This work addresses the limited performance of large language models (LLMs) in multi-step logical reasoning tasks, where effectively integrating the strengths of natural language and symbolic reasoning remains challenging. The study proposes and empirically validates, for the first time, the existence of a cross-modal aligned shared logical subspace within LLMs that unifies reasoning representations across natural and symbolic languages. Leveraging canonical correlation analysis (CCA), the authors extract this low-dimensional, highly correlated subspace from residual activations of two types of reasoning chains and develop a training-free inference steering mechanism based on it. The proposed approach achieves up to an 11-percentage-point improvement in accuracy across four logical reasoning benchmarks and demonstrates strong out-of-distribution generalization capabilities.

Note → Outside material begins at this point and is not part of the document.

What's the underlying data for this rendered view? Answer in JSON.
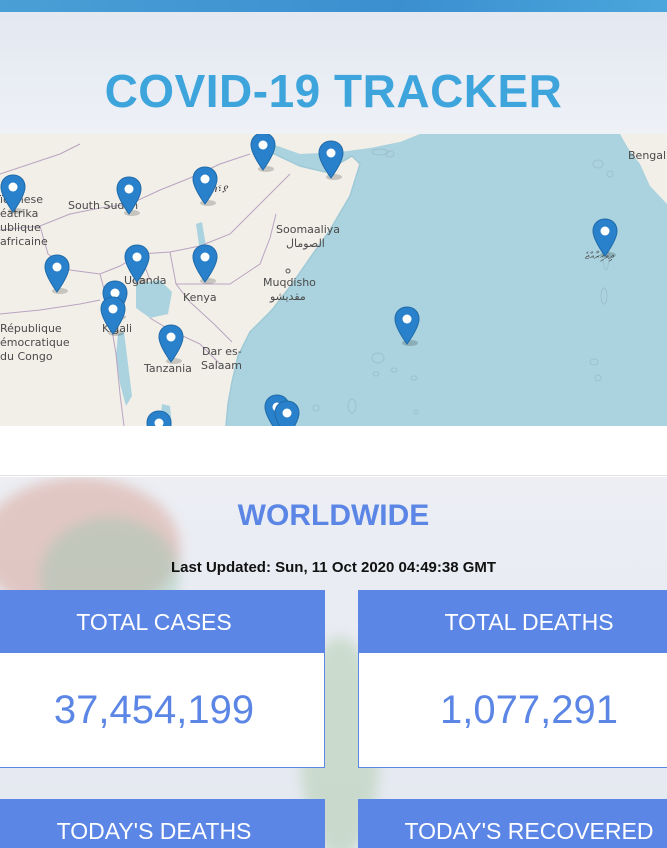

Large Language Models (LLMs) still struggle with multi-step logical reasoning. Existing approaches either purely refine the reasoning chain in natural language form or attach a symbolic solver as an external module. In this work, we instead ask whether LLMs contain a shared internal logical subspace that simultaneously aligns natural-language and symbolic-language views of the reasoning process. Our hypothesis is that this logical subspace captures logical reasoning capabilities in LLMs that are shared across views while remaining independent of surface forms. To verify this, we employ Canonical Correlation Analysis on the paired residual activations from natural-language and symbolic-language reasoning chains, learning a low-dimensional subspace with maximum cross-view correlation. Furthermore, we design a training-free approach that steers LLMs reasoning chain along this logical subspace, thereby leveraging the complementary reasoning signals from both views. Experiments on four logical reasoning benchmarks demonstrate the effectiveness of our approach, improving accuracy by up to 11 percentage points and generalizing well on out-of-domain problems.